The apparently accidental discovery of an enormous arms arsenal hidden beneath a mechanics shop in a Managua neighborhood, property of the FPL (see "The Month," this issue, for details), as well as of another, much smaller arsenal outside San Salvador, property of the ERP, has given the government and army an ace with which to trump the FMLN before the UN and Salvadoran people for not complying with the destruction of all its weapons. Salvadoran newspapers highlighted the two incidents on their front pages, and both the FPL and ERP manifested their willingness to clarify the affair and collaborate to their greatest ability. The FMLN has reiterated emphatically that taking up arms again is not on its agenda and argues that such incidents are normal in a post-war period. In the words of Juan Ramón Medreano, "It should be no surprise that arms continue to be found, since all of them could not be inventoried due to ignorance of their location." The war has left unaccounted-for weapons belonging to both the government's dissolved civil defense forces and the former guerrilla movement all over the country.

Be that as it may, the government has used these vents to present itself as the one who has complied and the FMLN as the one who has not. "The armed forces have already fully complied, and the FMLN intends to continue destabilizing the country in order to set up another system," declared General Mauricio Vargas, a moderate officer from the government's negotiating team.

The military also has internal problems, and for the first time in many years they have been made public. Two letters were sent to the media, signed by the "Young Officers of the ARmed Forces (JOFA)." For reasons of security there were no individual signatures. The first says that the current army brass who are soon to "resign" as part of the purge, intend to turn their posts over to other officers with known anti-democratic pasts, which would mean that the institution's current structure and mentality would not change as required by this new era.
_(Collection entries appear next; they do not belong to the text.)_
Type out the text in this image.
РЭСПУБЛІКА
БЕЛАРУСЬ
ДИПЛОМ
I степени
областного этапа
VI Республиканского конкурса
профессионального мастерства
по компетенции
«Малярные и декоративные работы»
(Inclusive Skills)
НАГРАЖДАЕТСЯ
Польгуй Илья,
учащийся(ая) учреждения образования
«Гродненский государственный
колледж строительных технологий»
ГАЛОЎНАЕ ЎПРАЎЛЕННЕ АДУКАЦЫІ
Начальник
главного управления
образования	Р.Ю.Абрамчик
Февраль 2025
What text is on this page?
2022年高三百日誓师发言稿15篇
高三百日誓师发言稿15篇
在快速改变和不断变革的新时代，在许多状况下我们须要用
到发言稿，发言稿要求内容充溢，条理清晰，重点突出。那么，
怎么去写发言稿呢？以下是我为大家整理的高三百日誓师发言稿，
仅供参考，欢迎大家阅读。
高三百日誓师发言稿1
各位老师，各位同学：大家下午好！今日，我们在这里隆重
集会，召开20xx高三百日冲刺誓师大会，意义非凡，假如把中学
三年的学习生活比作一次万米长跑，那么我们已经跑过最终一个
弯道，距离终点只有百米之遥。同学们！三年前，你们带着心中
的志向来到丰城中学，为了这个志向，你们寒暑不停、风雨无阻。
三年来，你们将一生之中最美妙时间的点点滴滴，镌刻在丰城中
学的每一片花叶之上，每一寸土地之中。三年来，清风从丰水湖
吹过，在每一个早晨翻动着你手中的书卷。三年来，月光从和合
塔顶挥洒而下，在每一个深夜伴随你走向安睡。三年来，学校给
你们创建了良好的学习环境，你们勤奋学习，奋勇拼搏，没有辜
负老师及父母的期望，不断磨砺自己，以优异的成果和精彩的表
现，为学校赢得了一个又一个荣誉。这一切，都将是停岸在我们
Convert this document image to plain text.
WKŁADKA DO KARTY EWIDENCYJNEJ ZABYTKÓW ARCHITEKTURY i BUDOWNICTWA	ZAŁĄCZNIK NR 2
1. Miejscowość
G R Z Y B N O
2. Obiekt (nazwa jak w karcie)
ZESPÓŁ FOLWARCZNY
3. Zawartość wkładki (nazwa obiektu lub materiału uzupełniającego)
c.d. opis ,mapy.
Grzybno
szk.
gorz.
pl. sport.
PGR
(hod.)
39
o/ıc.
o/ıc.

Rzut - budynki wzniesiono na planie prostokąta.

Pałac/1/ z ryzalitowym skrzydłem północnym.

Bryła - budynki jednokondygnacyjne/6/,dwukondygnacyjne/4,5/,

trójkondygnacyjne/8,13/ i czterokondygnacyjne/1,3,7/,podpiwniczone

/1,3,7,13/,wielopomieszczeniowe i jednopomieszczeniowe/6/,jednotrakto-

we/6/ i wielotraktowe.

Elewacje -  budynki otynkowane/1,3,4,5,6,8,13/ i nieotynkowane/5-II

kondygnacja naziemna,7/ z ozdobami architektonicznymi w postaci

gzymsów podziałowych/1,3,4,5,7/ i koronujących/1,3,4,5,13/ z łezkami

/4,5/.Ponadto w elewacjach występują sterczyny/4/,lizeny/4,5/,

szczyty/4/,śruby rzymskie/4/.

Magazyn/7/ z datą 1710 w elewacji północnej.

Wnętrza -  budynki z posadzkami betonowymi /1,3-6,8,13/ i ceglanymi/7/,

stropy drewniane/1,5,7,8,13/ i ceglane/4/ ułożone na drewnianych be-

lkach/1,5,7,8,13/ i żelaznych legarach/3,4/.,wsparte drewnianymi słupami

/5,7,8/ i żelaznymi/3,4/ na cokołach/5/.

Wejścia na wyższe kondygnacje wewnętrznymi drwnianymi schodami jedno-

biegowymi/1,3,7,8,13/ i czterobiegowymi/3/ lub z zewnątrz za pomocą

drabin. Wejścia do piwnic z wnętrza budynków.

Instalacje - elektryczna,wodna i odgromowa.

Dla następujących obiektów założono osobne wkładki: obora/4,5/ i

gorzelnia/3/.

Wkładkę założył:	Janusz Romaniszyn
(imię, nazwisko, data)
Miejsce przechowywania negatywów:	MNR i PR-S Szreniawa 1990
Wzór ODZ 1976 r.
The young officers propose their own four candidates for the army's highest positions, officers whom they characterize as respectful of human rights and desirous of adapting to the country's new situation.

In the second letter, the young officers denounce President Cristiani's intention of appointing officers from the 38th class of the Military School, which is tied closely to the tandona (the class of those subject to the purge), to the Ministry of Defense and High Command.

Though the army leadership denies the existence of this internal division, everyone knows that the letters are real and reflect reality. The left should take them at their word and take very seriously these young military officers who have joined the population's cry for a truly peaceful country.